Hernández followed his groundbreaking work at Lawrence Laboratory by closing in on his dream of becoming an astronaut. In 2001, he signed on as a NASA materials research engineer at Houston’s Johnson Space Center, helping with Space Shuttle and International Space Station missions. He went on to serve as the Materials and Processes Branch chief in 2002, a role he filled until NASA selected him for its space program in 2004. After applying for 12 straight years to enter the program, Hernández was at long last headed to space.

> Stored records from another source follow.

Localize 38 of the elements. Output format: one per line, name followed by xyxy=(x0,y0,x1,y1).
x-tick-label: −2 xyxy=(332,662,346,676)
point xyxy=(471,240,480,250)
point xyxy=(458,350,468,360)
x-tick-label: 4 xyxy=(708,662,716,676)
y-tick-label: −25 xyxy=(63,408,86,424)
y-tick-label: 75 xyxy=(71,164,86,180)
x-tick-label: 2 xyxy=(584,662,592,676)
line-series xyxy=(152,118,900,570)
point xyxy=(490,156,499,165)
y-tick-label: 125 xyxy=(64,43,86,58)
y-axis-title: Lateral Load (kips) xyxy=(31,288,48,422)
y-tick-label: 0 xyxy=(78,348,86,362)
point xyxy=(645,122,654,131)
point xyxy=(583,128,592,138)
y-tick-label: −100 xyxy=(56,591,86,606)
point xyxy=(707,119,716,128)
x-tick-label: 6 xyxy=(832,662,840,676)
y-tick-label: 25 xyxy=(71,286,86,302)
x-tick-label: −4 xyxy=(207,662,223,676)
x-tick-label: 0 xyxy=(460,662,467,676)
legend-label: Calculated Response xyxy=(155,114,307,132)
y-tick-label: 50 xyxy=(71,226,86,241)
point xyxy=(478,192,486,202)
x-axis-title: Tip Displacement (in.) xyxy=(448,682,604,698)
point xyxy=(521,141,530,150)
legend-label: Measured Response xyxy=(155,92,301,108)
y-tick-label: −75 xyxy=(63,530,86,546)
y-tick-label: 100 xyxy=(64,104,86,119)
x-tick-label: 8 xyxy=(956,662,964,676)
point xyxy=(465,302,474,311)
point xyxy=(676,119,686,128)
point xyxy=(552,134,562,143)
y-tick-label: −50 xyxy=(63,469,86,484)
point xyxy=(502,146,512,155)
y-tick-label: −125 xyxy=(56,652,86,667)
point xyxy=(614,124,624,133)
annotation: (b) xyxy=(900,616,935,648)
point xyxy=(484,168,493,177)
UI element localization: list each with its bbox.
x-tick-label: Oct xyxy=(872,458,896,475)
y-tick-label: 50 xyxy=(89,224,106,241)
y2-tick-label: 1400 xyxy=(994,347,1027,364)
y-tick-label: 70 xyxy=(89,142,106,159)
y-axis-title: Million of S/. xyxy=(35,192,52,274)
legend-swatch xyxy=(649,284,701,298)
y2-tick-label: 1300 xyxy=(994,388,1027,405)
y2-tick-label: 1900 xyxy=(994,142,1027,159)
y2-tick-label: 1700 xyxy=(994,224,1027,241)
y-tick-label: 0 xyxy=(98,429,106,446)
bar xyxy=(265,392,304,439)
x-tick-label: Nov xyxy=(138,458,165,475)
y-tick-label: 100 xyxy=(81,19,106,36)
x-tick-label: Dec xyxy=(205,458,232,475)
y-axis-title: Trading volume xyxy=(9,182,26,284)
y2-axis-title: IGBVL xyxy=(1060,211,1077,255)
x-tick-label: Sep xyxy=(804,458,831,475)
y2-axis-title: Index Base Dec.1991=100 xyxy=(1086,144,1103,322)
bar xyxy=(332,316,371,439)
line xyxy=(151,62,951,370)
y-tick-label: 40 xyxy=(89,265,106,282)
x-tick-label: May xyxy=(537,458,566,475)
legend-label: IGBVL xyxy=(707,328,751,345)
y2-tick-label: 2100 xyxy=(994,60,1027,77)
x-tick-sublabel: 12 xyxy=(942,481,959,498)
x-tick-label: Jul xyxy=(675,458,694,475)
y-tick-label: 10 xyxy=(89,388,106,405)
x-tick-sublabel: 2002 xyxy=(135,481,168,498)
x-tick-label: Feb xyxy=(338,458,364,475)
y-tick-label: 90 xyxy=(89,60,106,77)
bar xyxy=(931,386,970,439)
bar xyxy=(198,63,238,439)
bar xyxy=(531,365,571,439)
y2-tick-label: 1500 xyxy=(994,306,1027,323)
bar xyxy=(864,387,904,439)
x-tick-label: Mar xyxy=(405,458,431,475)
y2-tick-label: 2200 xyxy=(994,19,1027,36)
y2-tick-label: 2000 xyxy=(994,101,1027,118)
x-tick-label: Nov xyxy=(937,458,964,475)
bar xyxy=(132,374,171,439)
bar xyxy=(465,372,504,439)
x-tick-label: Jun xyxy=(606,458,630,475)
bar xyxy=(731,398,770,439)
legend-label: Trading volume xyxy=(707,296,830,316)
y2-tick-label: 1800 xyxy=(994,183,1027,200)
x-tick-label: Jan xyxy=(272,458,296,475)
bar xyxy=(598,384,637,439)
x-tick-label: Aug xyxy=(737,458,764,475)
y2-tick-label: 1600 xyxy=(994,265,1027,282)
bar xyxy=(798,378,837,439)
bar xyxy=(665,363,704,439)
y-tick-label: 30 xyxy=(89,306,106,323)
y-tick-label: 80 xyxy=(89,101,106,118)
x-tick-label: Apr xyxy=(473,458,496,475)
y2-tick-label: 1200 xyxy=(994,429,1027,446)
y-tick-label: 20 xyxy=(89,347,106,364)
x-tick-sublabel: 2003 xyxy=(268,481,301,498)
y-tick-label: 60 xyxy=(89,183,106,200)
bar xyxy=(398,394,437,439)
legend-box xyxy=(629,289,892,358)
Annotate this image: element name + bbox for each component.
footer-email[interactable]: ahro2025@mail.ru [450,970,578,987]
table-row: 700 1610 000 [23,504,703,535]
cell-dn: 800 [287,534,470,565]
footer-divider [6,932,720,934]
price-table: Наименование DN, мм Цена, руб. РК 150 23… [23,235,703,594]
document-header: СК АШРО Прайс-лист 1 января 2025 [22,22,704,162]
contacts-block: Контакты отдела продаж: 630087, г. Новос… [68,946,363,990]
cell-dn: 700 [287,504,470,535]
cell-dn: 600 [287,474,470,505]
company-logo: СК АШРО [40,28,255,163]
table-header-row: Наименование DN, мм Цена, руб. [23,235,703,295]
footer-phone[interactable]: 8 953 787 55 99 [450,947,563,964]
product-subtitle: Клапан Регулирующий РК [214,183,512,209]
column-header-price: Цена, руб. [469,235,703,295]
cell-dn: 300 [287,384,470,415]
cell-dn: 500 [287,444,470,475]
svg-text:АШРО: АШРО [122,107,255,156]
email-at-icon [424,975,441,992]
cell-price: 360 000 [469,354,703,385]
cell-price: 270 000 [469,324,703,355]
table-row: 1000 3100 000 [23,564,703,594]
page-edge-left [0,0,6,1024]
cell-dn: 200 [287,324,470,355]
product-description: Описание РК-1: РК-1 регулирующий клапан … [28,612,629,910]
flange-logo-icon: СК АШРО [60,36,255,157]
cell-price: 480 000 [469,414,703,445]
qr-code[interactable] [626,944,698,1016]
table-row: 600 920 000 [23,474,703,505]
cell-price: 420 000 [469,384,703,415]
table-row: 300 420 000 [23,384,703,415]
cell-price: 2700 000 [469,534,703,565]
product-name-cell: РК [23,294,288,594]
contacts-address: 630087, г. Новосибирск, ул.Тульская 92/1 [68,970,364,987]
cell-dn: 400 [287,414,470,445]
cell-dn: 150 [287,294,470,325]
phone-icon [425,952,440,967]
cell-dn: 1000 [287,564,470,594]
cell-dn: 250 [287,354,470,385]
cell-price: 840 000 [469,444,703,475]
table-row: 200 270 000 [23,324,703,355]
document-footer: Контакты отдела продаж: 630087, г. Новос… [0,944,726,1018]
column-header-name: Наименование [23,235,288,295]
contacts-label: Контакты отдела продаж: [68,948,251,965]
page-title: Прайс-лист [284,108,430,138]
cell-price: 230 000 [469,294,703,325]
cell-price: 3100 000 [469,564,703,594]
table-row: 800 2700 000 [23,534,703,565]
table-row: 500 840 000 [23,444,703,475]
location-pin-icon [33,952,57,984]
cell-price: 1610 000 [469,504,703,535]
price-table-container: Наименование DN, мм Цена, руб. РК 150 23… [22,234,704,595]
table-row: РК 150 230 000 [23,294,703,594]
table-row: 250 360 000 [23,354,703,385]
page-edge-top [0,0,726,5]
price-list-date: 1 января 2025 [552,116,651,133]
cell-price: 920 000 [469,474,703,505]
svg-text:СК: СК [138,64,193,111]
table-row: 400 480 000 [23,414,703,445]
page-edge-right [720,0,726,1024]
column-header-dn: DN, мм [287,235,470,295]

After undergoing physiological, flight, and water and wilderness survival training as well as training on Shuttle and International Space Station systems, Hernández completed Astronaut Candidate Training in February 2006. Three-and-a-half years later, Hernández journeyed on the STS-128 shuttle mission, during which he oversaw the transfer of more than 18,000 pounds of equipment between the shuttle and the International Space Station and helped with robotics operations, according to NASA. The STS-128 mission traveled more than 5.7 million miles in just under two weeks.

Immigration Controversy

After Hernández returned from space, he found himself at the center of controversy. That’s because he commented on Mexican television that from space he enjoyed seeing the Earth without borders and called for comprehensive immigration reform, arguing that undocumented workers play an important role in the U.S. economy. His remarks reportedly displeased his NASA superiors, who were quick to point out that Hernández’s views did not represent the organization as a whole.

“I work for the U.S. government, but as an individual, I have a right to my personal opinions,” Hernández said in a follow-up interview with the Los Angeles Times. “Having 12 million undocumented people here means there’s something wrong with the system, and the system needs to be fixed.”

Beyond NASA

After a 10-year run at NASA, Hernández left the government agency in January 2011 to serve as executive director for Strategic Operations at aerospace company MEI Technologies Inc. in Houston.

“José’s talent and dedication have contributed greatly to the agency, and he is an inspiration to many,” said Peggy Whitson, chief of the Astronaut Office at NASA’s Johnson Space Center. “We wish him all the best with this new phase of his career.”